Normally, this solution should not surprise anyone, as it is an exact application of the Court of Justice of the European Union’s judgment of the 9th of July 2015 in Case C-183/14, Salomie & Oltean. Through this decision, the European Court drew the attention of the national authorities on the principle of fiscal neutrality, as they were obliged to determine and exploit the right to deduct the VAT for the verified real estate developers. Naturally, the exercise of this right of deduction leads to the reduction of the tax obligations retroactively established for the real estate developers or, in fewer cases, even the determination of a VAT surplus.

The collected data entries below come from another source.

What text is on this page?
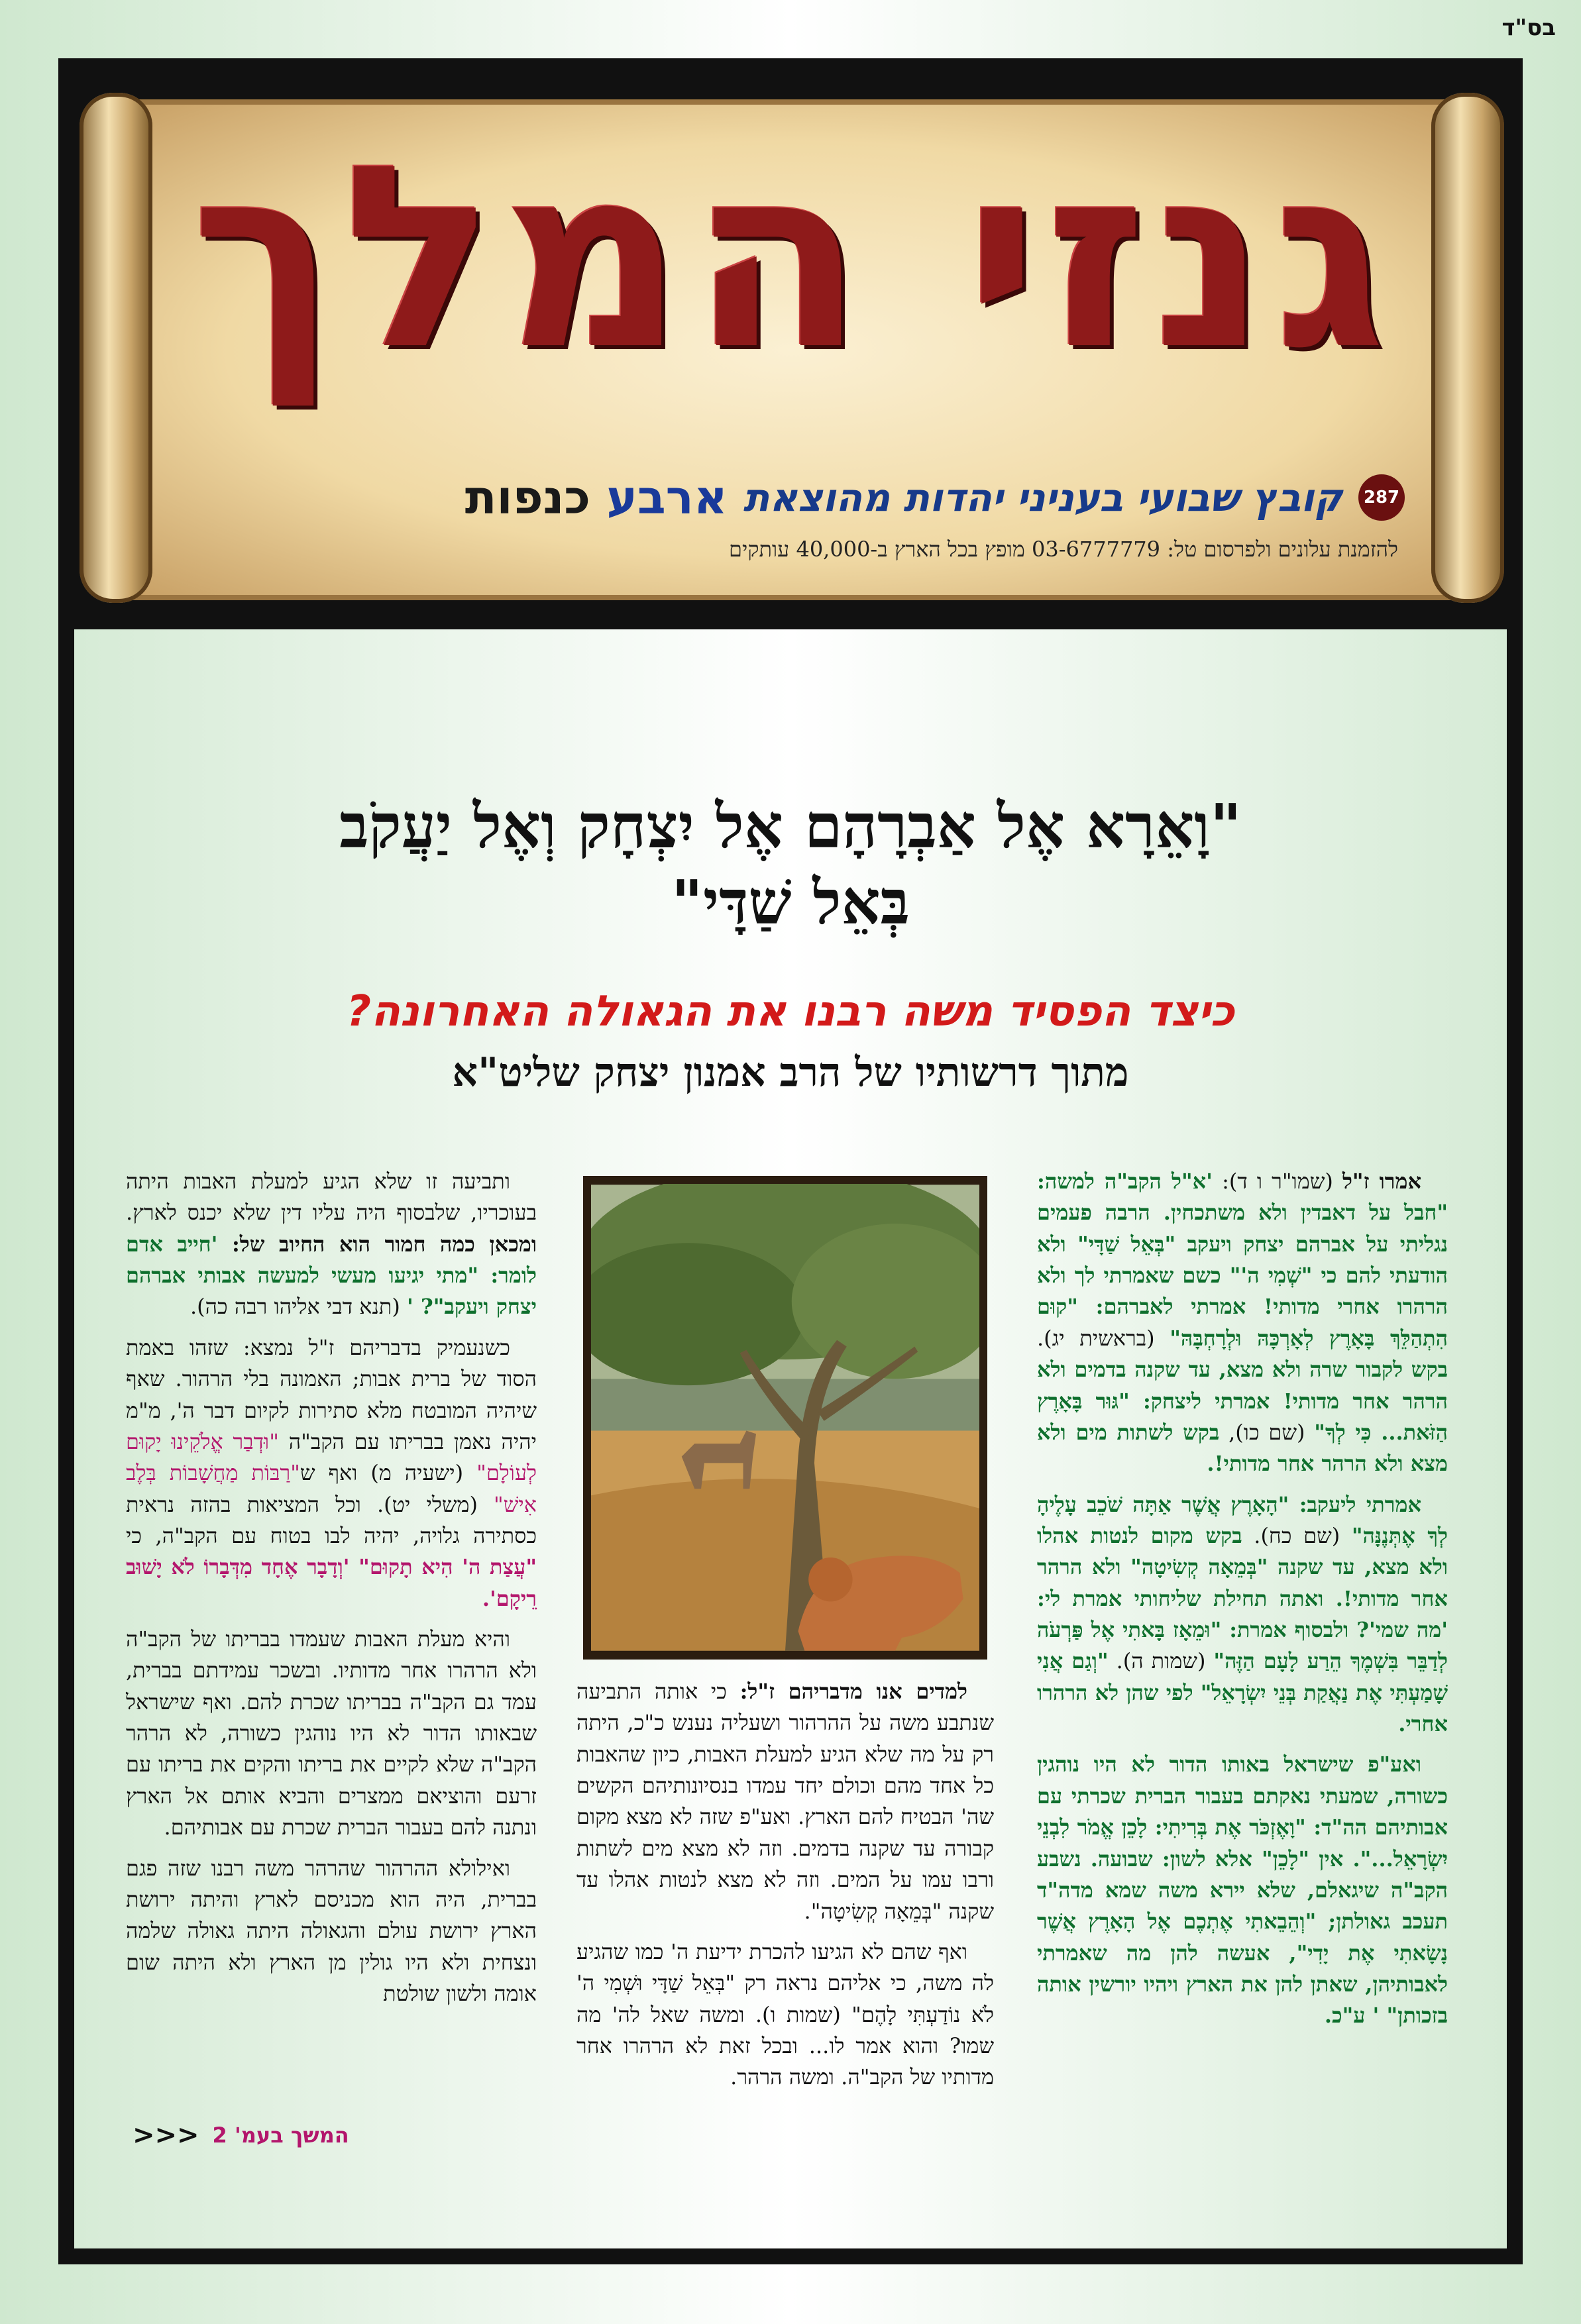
בס"ד
גנזי המלך
287
קובץ שבועי בעניני יהדות מהוצאת
ארבע כנפות
להזמנת עלונים ולפרסום טל: 03-6777779 מופץ בכל הארץ ב-40,000 עותקים

"וָאֵרָא אֶל אַבְרָהָם אֶל יִצְחָק וְאֶל יַעֲקֹב

בְּאֵל שַׁדָּי"

כיצד הפסיד משה רבנו את הגאולה האחרונה?
מתוך דרשותיו של הרב אמנון יצחק שליט"א

אמרו ז"ל (שמו"ר ו ד): 'א"ל הקב"ה למשה: "חבל על דאבדין ולא משתכחין. הרבה פעמים נגליתי על אברהם יצחק ויעקב "בְּאֵל שַׁדָּי" ולא הודעתי להם כי "שְׁמִי ה'" כשם שאמרתי לך ולא הרהרו אחרי מדותי! אמרתי לאברהם: "קוּם הִתְהַלֵּךְ בָּאָרֶץ לְאָרְכָּהּ וּלְרָחְבָּהּ" (בראשית יג). בקש לקבור שרה ולא מצא, עד שקנה בדמים ולא הרהר אחר מדותי! אמרתי ליצחק: "גּוּר בָּאָרֶץ הַזֹּאת... כִּי לְךָ" (שם כו), בקש לשתות מים ולא מצא ולא הרהר אחר מדותי!.

אמרתי ליעקב: "הָאָרֶץ אֲשֶׁר אַתָּה שֹׁכֵב עָלֶיהָ לְךָ אֶתְּנֶנָּה" (שם כח). בקש מקום לנטות אהלו ולא מצא, עד שקנה "בְּמֵאָה קְשִׂיטָה" ולא הרהר אחר מדותי!. ואתה תחילת שליחותי אמרת לי: 'מה שמי'? ולבסוף אמרת: "וּמֵאָז בָּאתִי אֶל פַּרְעֹה לְדַבֵּר בִּשְׁמֶךָ הֵרַע לָעָם הַזֶּה" (שמות ה). "וְגַם אֲנִי שָׁמַעְתִּי אֶת נַאֲקַת בְּנֵי יִשְׂרָאֵל" לפי שהן לא הרהרו אחרי.

ואע"פ שישראל באותו הדור לא היו נוהגין כשורה, שמעתי נאקתם בעבור הברית שכרתי עם אבותיהם הה"ד: "וָאֶזְכֹּר אֶת בְּרִיתִי: לָכֵן אֱמֹר לִבְנֵי יִשְׂרָאֵל...". אין "לָכֵן" אלא לשון: שבועה. נשבע הקב"ה שיגאלם, שלא יירא משה שמא מדה"ד תעכב גאולתן; "וְהֵבֵאתִי אֶתְכֶם אֶל הָאָרֶץ אֲשֶׁר נָשָׂאתִי אֶת יָדִי", אעשה להן מה שאמרתי לאבותיהן, שאתן להן את הארץ ויהיו יורשין אותה בזכותן" ' ע"כ.

למדים אנו מדבריהם ז"ל: כי אותה התביעה שנתבע משה על ההרהור ושעליה נענש כ"כ, היתה רק על מה שלא הגיע למעלת האבות, כיון שהאבות כל אחד מהם וכולם יחד עמדו בנסיונותיהם הקשים שה' הבטיח להם הארץ. ואע"פ שזה לא מצא מקום קבורה עד שקנה בדמים. וזה לא מצא מים לשתות ורבו עמו על המים. וזה לא מצא לנטות אהלו עד שקנה "בְּמֵאָה קְשִׂיטָה".

ואף שהם לא הגיעו להכרת ידיעת ה' כמו שהגיע לה משה, כי אליהם נראה רק "בְּאֵל שַׁדָּי וּשְׁמִי ה' לֹא נוֹדַעְתִּי לָהֶם" (שמות ו). ומשה שאל לה' מה שמו? והוא אמר לו... ובכל זאת לא הרהרו אחר מדותיו של הקב"ה. ומשה הרהר.

ותביעה זו שלא הגיע למעלת האבות היתה בעוכריו, שלבסוף היה עליו דין שלא יכנס לארץ. ומכאן כמה חמור הוא החיוב של: 'חייב אדם לומר: "מתי יגיעו מעשי למעשה אבותי אברהם יצחק ויעקב"? ' (תנא דבי אליהו רבה כה).

כשנעמיק בדבריהם ז"ל נמצא: שזהו באמת הסוד של ברית אבות; האמונה בלי הרהור. שאף שיהיה המובטח מלא סתירות לקיום דבר ה', מ"מ יהיה נאמן בבריתו עם הקב"ה "וּדְבַר אֱלֹקֵינוּ יָקוּם לְעוֹלָם" (ישעיה מ) ואף ש"רַבּוֹת מַחֲשָׁבוֹת בְּלֶב אִישׁ" (משלי יט). וכל המציאות בהזה נראית כסתירה גלויה, יהיה לבו בטוח עם הקב"ה, כי "עֲצַת ה' הִיא תָקוּם" 'וְדָבָר אֶחָד מִדְּבָרוֹ לֹא יָשׁוּב רֵיקָם'.

והיא מעלת האבות שעמדו בבריתו של הקב"ה ולא הרהרו אחר מדותיו. ובשכר עמידתם בברית, עמד גם הקב"ה בבריתו שכרת להם. ואף שישראל שבאותו הדור לא היו נוהגין כשורה, לא הרהר הקב"ה שלא לקיים את בריתו והקים את בריתו עם זרעם והוציאם ממצרים והביא אותם אל הארץ ונתנה להם בעבור הברית שכרת עם אבותיהם.

ואילולא ההרהור שהרהר משה רבנו שזה פגם בברית, היה הוא מכניסם לארץ והיתה ירושת הארץ ירושת עולם והגאולה היתה גאולה שלמה ונצחית ולא היו גולין מן הארץ ולא היתה שום אומה ולשון שולטת

המשך בעמ' 2
<<<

On one hand, the tax argument of the Costaș, Negru & Asociaţii team was in the sense of the existence of an obligation to reimburse the excess VAT, the amount of the VAT to be reimbursed being established in the main dispute, by the tax expert designated by the court. Thus, in our particular case, the expert concluded that the plaintiff had VAT to reclaim from the state budget in an amount that exceeded the VAT to be paid. The court validated the expert’s conclusions and the amount of the VAT to be reclaimed, so that in the most recent dispute this question was no longer a litigious one, since it was permanently settled within the substantive dispute. In other words, the considerations of the court’s decision in the substantive dispute have legal authority upon the tax administration, which had the obligation to reimburse the VAT in the amount of 229,011 lei.

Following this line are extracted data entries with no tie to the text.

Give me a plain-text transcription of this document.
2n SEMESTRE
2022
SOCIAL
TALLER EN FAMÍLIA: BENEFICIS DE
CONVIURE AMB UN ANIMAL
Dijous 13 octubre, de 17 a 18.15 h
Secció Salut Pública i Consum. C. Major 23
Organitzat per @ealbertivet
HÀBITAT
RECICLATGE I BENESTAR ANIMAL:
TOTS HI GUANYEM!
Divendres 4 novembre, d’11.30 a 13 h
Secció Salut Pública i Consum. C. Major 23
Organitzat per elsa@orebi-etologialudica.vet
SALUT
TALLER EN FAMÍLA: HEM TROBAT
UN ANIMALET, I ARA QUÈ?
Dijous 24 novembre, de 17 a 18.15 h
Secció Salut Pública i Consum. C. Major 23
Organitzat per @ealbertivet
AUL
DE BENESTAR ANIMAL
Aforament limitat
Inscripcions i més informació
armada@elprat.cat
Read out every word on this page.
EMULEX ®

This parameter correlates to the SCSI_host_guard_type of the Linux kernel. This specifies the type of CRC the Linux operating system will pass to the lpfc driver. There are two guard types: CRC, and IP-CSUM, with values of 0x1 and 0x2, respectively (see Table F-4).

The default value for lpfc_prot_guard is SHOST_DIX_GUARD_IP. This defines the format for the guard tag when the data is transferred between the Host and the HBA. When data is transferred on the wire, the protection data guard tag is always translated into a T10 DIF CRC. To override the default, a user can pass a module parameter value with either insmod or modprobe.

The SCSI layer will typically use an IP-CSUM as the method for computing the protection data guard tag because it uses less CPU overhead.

On the other hand, the question arose to find out when the VAT had to be reimbursed by the tax authority. The Cluj Court of Appeal validated, on the 11th of September 2019, the thesis pleaded by the Costaș, Negru & Asociatii lawyers’ civil partnership in the sense that the VAT had to be reimbursed starting from the date determined by the tax authority or by the court, based on the expert’s conclusions – as the date when the taxpayer had to register for VAT purposes (in our case, the 1st of June 2008).

With regard to this latter conclusion, the Cluj Court of Appeal also recognized the right of the taxpayer to obtain compensation for the entire period in which he was deprived of the use of the amount of 229,011 lei, meaning that it established the National Tax Administration Agency’s obligation to pay tax interest related to the main debit, from the 1st of June 2008 until the effective reimbursement date. A simple calculation shows that, in this case, until the 30th of September 2019, the total tax interest in the amount of 407,616 lei will have accumulated. In other words, the tax authority will refund to the taxpayer an interest that is close to double the main debit. This is, in fact, the boomerang that can hit a tax authority stuck in time and unable to understand the fiscal consequences of the systematic refusal to refund the amounts owed to the taxpayers.

The lawyers of the Costaș, Negru & Asociații team who contributed to the successful finalisation of this case are: Mr. Cosmin Flavius ​​Costaș, PhD – Associate Coordinator; Ms. Alexandra Maria Mureșan; Ms. Roxana Elena Stuparu.